Are you interested in robotics and AI? There are so many great learning resources online. Let me share the last 3 MOOCs (massive open online courses) I took recently and enjoyed a lot.
1. MITx 6.832x Underactuated Robotics by Prof. Russ Tedrake
In this excellent MITx online course, Prof. Tedrake introduces a novel view on robotics and control. Instead of focusing on controllability and feedback linearisation, he goes beyond the limits by embracing the fact that systems in movement are often not completely controllable, and still can be guided to move as desired.
Having forgotten most of my mechanical engineering classes, I found the quizzes and assignments quite involved, but also very rewarding when reaching the solution. Russ introduces Drake, a complete robotics framework written in Matlab and giving access to all concepts developed in the course.
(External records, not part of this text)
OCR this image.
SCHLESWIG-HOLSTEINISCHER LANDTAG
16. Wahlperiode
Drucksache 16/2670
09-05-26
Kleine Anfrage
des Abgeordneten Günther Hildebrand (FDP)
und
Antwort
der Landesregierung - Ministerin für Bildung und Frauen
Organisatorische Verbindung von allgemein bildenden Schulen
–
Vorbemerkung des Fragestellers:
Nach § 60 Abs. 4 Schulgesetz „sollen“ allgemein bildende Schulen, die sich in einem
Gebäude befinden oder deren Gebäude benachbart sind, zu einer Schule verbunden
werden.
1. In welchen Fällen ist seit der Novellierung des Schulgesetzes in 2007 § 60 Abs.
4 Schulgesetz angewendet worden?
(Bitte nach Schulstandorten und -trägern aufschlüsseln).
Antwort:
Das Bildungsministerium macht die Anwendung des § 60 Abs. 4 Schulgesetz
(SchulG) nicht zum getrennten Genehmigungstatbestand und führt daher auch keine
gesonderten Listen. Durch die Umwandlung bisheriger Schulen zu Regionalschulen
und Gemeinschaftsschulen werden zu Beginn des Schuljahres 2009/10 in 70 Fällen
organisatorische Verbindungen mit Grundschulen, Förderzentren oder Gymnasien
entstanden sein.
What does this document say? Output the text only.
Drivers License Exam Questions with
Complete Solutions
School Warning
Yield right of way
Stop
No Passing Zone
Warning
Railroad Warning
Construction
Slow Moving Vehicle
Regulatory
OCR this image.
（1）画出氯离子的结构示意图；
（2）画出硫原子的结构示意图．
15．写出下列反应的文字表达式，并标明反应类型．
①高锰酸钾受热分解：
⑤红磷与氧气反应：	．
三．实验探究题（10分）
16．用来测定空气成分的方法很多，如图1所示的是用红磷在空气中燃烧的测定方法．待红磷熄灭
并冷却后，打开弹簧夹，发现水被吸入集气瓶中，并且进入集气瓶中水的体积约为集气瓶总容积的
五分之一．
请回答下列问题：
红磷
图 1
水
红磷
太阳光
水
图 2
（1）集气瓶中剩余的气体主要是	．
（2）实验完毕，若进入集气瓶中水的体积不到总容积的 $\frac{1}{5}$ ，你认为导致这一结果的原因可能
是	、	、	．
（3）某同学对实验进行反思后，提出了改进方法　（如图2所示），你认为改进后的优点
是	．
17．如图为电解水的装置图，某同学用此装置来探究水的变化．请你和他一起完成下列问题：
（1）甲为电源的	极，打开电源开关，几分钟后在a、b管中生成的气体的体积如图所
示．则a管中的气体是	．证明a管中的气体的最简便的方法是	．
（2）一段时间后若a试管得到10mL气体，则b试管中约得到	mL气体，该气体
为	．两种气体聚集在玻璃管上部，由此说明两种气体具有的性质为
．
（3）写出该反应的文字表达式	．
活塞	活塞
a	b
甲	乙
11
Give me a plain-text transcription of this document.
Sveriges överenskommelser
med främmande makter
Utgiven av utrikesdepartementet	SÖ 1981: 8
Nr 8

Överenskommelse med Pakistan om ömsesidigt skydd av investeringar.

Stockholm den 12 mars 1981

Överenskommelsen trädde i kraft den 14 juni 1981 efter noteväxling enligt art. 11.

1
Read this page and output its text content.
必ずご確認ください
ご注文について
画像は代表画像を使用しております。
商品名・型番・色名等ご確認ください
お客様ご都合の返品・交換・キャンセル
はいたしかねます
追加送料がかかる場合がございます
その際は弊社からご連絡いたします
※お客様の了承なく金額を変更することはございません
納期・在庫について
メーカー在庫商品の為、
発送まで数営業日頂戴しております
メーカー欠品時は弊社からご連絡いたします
Starting by (and constantly going back to) basic concepts such as the inverted pendulum or the double integrator, Prof. Tedrake takes his students through an exciting journey, giving the mathematical and numerical tools to solve real-world problems.
In this course, you will learn about walking, swimming, flying, juggling robots, and much more!
Thank you so much to Russ and his team for providing this awesome content.
2. Robotic Vision by Prof. Peter Corke
This course graciously offered by Prof. Corke at QUT (Queensland University of Technology, Brisbane) is following Introduction to Robotics, in which we built a robotic arm as part of the final project. In this course, Peter talks about the fascinating field of robotic vision, that is, how can a robot learn about the outside world, just by analysing images taken by one or more cameras.
Vision is a very fundamental sense that we, human beings take for granted, but which is very powerful, and at the same time, challenging to equip a robot with, considering the overwhelming quantity of data and the many transformations required for a robot (computer) to make sense of it.
Prof. Corke explains very gently all the theory behind vision, the process of image formation, the relationship between the 3D and 2D worlds, equips the students with powerful image analysis tools (through the Robotic Vision Matlab toolbox, implementing all algorithms explained in the course), and even introducing more advanced topics such as image servoing (i.e. how a robot can orient and control itself through vision).
The assignments are relatively easy, but still give good foundations to get started and build vision-enabled robots.
3. Introduction to Natural Language Processing by Prof. Dragomir R. Radev
This MIT course offered on Coursera is less about robotics, but nonetheless touching the very hot topics of natural language processing, at the era of Siri, Cortana and other language capable machines.
You will learn all methods of natural language processing, including parsing, stemming, part-of-speech tagging, word sense disambiguation, information extraction, clustering, etc. all the way to question-and-answer systems, sentiment analysis, text summarisation, and machine translation.
Prof. Radev obviously is passionated by languages and seems to know so many of them. He pronounces French and Japanese equally well (!) and draws all kinds of very interesting links between languages. He introduces many algorithms to make a computer capable of processing human language for a variety of purposes.
Quizzes help you keep in mind the important points from the lectures, and the 3 programming assignments are relatively involved. It certainly helps to know a bit of Python and be willing to spend time on really understanding the algorithms you are required to implement.
This lecture is a very good investment of your time if you are interested in NLP, and Drago is a pleasure to hear and learn from.